Other family members of Ng's client who purchased the HK$28 million in policies traveled to Hong Kong during the weekend after the electronic transfer ban to purchase their own policies worth HK$10 million, requiring an additional 200 swipes of their credit cards, Ng said. The swiping process for the family took about two days each time, he said.

"Multiple swiping of cards is the main way to pay for large-amount policies now, as the online payment channel was blocked earlier this month," Ng said. "They believe it's getting more difficult to allocate assets overseas after seeing more government restrictions on insurance purchases."

Growing business

Prudential, AIA and other large insurance companies have seen big increases in their Hong Kong business due to mainland Chinese demand. Purchases of insurance and related investment policies by mainland visitors to Hong Kong reached HK$31.6 billion in 2015, a 30 percent increase from the year before and a 219 percent jump since 2012, according to the Commissioner of Insurance's office.

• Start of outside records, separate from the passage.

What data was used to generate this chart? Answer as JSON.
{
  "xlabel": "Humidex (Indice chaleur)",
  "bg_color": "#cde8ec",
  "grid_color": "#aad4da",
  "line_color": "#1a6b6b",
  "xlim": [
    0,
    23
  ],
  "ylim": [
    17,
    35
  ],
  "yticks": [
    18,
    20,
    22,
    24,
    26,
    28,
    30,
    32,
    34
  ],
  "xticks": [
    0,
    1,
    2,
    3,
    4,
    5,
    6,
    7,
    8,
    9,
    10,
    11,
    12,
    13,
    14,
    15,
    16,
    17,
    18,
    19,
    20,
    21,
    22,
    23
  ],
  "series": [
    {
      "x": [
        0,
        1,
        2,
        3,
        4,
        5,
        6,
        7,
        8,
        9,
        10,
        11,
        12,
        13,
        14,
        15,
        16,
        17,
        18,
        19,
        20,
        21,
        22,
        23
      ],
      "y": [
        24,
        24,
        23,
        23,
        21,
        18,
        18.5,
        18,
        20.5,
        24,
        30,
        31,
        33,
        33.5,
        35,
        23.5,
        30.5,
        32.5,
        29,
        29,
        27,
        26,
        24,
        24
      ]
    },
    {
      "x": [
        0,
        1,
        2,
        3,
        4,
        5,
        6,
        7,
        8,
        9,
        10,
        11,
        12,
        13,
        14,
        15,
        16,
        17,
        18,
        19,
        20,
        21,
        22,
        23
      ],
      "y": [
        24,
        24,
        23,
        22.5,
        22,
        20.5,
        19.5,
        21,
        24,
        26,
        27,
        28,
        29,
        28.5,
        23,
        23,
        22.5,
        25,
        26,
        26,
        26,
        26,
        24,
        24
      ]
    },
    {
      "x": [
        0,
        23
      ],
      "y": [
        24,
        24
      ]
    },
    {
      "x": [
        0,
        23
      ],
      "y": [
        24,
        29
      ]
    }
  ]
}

Apart from swiping their cards multiple times, insurance buyers can buy insurance in excess of the $5,000-per-transaction limit by asking relatives or beneficiaries to group together to pay premiums, or draw on money already moved to overseas bank accounts, according to the agents interviewed by Bloomberg.

Further restrictions would be especially worrying for Chinese purchasers of life insurance products that require payment of a regular monthly premium, said Wendy Wang, an agent for Prudential in Hong Kong, who said she recently swiped a client's credit card 57 times.

"Investment-related products can be paid by one time, but life insurance is mostly paid every year, or every month if they want to," she said. "So the life insurance clients worry about their coming payments."

Chinese coming to Hong Kong to purchase policies appear willing to put up with the extra inconvenience, in part because of fears of further restrictions and concerns that the yuan may depreciate further, said Winson Cui, who manages a team of agents with mainland backgrounds in Hong Kong. Such policies also have more mundane benefits, Cui said.

"Mainlanders have the patience to have their cards swiped a lot of times under new restrictions because Hong Kong's insurance products have different advantages such as lower premiums and better services," he said.